La cosa podría haber sido más o menos así: reunidos un buen día seis u ocho miembros de la ejecutiva de la FSA, en su imaginario irreal llegaron a la construcción, no se sabe por qué iluminación, del siguiente razonamiento mental: «Si se declara oficial el asturiano, quizá, quién sabe, a lo mejor, un día, en un futuro, ello coadyuva al surgimiento de un sentimiento nacionalista, solución: lapidar y eliminar al asturiano». Y en esas estamos desde hace dos décadas.
El PSOE, que por cierto cuando así le conviene pacta en todas partes con los nacionalistas de cualquier signo, sea de izquierdas o de derechas, no desconoce que, si es pacífica y democrática, cualquier opción política, se apellide o no nacionalista, es perfectamente legítima y válida; como tampoco desconoce que la opción nacionalista en Asturias es tan marginal desde la llegada de la democracia -antes inexistente- que hoy no supera el 0,50 por ciento del electorado.
Así pues, los susodichos dirigentes de la FSA poniendo la venda antes que la herida o, como diría el presidente de los EE UU, el señor Bush, en una acción preventiva, cuyo daño colateral es la eliminación del asturiano, vienen practicando una política soterrada, selectiva y sistemática de represión sobre la llingua. Los derechos de los asturianos hablantes les traen al pairo.
Metidos, pues, esos señores de la FSA en su bola adivinatoria de cristal y embebidos de una postura paranoide y esquizofrénica, cuyo tratamiento no está en una mesa de discusión y diálogo sino en el diván de un profesional de la psiquiatría, desoyen las encuestas sociolingüísticas, a la Universidad, a la UGT o a las Juventudes Socialistas cuando piden la oficialidad, a las manifestaciones pacíficas de la ciudadanía, e incluso a sus dirigentes municipales o a parte importante de sus militantes sobre los que ejercen un control férreo; ya se sabe, el que se mueva no sale en la foto.

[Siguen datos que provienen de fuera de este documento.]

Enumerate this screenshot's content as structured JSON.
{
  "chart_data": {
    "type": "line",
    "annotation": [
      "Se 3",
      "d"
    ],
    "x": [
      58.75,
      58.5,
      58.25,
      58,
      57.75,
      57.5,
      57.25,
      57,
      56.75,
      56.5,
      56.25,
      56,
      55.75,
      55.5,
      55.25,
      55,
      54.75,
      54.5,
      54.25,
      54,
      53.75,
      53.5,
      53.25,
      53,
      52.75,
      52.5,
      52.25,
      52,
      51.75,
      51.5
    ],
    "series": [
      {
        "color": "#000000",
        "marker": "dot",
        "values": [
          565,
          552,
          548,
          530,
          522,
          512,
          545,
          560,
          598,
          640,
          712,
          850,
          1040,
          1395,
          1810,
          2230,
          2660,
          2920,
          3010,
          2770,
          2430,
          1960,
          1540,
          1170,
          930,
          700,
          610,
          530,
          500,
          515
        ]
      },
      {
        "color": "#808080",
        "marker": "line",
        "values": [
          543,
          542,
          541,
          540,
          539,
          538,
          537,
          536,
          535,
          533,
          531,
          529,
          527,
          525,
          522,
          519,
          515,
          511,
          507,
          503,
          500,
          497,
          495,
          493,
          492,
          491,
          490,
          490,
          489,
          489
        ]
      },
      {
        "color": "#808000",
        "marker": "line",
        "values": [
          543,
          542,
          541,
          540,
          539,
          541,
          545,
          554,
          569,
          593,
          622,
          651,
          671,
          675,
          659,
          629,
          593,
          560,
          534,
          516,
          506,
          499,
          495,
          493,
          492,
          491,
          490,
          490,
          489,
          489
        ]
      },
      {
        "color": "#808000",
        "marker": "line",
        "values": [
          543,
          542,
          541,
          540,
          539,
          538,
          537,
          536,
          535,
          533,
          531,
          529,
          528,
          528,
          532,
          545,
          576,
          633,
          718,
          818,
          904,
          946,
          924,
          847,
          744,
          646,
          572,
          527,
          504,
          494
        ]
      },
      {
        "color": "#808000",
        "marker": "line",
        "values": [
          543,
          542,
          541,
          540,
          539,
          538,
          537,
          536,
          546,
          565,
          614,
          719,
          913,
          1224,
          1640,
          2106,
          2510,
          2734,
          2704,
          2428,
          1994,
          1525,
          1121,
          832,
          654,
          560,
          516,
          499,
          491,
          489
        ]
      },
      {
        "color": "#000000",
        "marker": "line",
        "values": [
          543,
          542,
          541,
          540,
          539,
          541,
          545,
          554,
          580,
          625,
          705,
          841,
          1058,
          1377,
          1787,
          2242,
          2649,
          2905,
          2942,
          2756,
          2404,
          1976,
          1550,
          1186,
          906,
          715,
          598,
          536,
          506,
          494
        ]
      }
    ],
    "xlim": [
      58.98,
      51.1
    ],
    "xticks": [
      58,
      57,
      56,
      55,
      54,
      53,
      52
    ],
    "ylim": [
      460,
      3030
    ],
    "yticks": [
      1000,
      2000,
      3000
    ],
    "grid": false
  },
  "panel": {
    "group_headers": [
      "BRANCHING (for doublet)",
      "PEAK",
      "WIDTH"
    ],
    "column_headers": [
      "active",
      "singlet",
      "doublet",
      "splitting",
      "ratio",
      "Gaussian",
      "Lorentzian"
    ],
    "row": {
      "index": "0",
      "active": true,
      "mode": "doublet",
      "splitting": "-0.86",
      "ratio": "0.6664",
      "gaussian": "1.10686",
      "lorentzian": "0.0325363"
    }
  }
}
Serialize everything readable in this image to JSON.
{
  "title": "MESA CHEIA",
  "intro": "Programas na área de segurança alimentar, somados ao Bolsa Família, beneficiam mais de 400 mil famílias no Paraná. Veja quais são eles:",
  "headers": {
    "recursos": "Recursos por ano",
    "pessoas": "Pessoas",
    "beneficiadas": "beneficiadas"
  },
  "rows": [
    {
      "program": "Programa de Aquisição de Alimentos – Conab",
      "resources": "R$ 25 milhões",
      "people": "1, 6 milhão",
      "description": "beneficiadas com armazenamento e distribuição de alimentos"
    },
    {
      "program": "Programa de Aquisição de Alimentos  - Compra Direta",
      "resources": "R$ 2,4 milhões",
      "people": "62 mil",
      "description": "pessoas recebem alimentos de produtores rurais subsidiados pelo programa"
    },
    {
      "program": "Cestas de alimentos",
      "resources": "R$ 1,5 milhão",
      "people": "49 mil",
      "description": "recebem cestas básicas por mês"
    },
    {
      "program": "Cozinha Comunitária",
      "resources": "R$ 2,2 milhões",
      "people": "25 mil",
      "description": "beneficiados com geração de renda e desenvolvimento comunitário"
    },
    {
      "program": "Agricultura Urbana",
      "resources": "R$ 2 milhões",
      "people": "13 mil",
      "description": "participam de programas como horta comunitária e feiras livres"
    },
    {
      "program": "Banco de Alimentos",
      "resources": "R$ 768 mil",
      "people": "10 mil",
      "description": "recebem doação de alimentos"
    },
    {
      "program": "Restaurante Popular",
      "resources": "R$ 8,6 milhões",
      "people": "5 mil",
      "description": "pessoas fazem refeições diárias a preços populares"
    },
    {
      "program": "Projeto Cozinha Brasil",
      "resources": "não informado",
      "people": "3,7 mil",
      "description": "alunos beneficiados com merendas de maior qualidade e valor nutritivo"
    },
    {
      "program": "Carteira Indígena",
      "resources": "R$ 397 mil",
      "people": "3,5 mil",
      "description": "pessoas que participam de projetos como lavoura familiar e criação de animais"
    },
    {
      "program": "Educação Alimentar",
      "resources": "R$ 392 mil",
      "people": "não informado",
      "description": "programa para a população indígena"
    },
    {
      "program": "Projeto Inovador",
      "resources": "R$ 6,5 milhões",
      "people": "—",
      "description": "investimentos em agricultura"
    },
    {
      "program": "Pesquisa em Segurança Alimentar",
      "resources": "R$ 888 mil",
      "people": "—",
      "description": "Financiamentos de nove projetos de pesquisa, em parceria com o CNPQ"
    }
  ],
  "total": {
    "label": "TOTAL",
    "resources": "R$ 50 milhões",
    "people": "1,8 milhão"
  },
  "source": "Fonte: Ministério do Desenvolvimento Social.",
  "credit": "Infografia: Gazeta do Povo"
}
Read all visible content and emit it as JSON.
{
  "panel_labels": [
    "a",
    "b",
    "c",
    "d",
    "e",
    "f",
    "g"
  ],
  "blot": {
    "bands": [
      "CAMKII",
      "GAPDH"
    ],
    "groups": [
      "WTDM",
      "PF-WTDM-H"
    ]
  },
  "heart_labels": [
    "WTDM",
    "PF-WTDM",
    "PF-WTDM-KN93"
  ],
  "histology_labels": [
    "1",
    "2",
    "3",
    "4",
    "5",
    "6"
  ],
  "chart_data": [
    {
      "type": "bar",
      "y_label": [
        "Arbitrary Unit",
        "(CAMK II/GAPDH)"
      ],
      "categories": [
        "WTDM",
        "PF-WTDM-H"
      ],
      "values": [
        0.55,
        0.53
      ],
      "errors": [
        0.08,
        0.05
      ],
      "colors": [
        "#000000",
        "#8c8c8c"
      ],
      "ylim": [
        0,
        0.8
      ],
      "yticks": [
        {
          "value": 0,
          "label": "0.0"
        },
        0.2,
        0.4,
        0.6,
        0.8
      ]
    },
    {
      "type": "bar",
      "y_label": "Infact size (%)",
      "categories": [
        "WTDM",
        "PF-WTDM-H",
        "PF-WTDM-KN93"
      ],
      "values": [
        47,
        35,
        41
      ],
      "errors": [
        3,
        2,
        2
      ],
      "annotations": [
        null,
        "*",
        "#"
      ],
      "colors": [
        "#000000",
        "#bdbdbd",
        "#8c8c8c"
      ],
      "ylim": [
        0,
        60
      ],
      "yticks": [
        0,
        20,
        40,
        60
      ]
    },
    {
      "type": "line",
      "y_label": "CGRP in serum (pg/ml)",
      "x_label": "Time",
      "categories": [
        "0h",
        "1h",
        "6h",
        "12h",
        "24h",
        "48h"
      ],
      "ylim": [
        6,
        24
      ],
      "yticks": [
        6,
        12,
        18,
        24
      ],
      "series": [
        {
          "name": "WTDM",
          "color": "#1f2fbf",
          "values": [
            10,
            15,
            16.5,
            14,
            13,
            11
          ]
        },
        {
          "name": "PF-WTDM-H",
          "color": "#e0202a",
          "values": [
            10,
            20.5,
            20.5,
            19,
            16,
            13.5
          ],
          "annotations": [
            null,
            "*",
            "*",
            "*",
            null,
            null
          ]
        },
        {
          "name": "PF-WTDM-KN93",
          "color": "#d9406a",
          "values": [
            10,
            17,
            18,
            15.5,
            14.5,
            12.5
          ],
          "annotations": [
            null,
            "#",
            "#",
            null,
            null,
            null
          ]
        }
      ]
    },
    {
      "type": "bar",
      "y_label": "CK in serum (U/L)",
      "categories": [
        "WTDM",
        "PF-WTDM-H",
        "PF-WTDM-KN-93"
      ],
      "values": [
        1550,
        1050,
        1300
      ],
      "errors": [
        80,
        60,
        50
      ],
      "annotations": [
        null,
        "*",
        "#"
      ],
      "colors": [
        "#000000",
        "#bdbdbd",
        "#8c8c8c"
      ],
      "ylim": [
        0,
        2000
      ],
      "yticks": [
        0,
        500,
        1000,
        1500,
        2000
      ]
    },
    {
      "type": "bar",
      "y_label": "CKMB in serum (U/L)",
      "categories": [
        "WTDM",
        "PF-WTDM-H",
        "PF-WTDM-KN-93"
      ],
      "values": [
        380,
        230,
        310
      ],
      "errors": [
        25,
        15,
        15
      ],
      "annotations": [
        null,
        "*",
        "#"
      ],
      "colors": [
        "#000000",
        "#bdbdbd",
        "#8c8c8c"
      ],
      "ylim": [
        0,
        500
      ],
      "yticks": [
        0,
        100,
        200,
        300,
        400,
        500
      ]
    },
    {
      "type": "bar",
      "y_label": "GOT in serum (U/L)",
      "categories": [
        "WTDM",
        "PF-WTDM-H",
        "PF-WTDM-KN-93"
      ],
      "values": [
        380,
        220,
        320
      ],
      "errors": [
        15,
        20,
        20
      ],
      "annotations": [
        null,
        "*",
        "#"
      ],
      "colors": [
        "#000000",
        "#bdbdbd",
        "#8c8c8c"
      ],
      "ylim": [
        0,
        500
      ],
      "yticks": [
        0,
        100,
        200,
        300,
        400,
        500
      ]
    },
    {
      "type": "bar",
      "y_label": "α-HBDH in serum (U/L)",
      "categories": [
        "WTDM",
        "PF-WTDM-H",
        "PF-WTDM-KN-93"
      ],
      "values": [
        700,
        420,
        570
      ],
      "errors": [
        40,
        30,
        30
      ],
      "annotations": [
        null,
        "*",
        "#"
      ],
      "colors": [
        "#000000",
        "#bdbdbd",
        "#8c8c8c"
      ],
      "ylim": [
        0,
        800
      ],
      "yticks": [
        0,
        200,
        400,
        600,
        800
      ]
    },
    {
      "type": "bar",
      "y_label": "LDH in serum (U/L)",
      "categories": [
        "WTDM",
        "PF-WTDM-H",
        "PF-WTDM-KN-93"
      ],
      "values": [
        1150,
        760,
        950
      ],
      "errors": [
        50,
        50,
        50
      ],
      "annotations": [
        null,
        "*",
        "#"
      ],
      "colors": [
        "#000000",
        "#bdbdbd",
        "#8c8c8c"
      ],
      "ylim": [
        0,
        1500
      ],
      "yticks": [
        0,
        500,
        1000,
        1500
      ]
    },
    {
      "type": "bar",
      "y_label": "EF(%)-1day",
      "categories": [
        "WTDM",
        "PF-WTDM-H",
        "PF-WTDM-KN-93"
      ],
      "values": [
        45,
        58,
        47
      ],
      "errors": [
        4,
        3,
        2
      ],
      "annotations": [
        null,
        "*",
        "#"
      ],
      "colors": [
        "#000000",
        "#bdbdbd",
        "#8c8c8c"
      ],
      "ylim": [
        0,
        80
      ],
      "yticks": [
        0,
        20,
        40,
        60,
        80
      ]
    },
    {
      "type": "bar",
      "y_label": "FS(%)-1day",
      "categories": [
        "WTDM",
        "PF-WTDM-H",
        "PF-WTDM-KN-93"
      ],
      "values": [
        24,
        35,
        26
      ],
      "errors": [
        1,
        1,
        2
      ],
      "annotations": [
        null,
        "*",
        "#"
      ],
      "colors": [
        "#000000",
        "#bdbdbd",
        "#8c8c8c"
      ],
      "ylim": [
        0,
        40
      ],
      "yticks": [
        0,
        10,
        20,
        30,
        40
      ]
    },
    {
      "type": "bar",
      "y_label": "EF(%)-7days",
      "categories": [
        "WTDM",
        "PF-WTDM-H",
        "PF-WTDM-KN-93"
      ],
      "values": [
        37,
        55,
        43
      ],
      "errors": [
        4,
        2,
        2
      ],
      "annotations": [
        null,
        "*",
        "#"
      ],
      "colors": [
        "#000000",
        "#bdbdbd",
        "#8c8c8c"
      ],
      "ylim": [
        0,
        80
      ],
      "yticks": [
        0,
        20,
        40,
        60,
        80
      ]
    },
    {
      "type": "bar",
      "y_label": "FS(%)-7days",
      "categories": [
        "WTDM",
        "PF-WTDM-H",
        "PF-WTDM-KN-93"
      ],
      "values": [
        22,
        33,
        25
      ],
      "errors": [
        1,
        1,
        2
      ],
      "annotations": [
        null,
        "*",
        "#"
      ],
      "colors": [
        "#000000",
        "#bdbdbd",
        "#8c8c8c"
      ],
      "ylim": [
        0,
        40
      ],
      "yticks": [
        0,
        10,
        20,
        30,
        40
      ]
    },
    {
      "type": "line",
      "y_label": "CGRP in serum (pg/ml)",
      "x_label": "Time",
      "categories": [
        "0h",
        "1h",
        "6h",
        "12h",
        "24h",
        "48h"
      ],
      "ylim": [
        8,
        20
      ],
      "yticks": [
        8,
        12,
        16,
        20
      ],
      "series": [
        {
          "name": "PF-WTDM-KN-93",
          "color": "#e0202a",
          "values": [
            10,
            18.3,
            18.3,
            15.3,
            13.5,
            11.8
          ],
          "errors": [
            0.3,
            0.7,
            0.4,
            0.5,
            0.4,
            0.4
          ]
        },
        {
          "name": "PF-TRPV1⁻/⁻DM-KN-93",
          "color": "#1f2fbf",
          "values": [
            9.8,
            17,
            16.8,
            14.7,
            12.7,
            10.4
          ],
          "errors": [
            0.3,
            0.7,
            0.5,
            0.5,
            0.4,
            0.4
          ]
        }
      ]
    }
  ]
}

El PSOE asturiano se niega a reunirse con nadie en serio, no sea que se contamine, para sin apriorismos ni prejuicios debatir sobre la oficialidad del asturiano y, paradójicamente, esa postura de radicalidad del PSOE politiza un debate que la sociedad asturiana, amante de su lengua, ni entiende ni desea.
Conculcar deliberadamente los derechos democráticos y legítimos de una parte nada desdeñable de la sociedad asturiana no puede ser, en modo alguno, el proceder de una fuerza política que se supone progresista. Ese grupo de dirigentes ha de reflexionar, no pueden identificar hablar asturiano con nacionalista, como no se podía identificar hablar ruso con comunista en la era de la dictadura soviética; tan simple como eso.
Alguno de esos señores de la FSA no dirá jamás en público un «ye» o palabras cotidianas para todos como «muyer, fíu, facer, trabayar...». Se avergüenzan de ser y hablar asturiano, de sus ancestros y de su tierra. Quieren tutelarnos de sus miedos infundados.
Esa actitud que nos niega derechos que otros españoles disfrutan desde hace treinta años de expresarnos con normalidad en nuestra lengua tradicional no puede inspirar en modo alguno la reforma del Estatuto de Autonomía.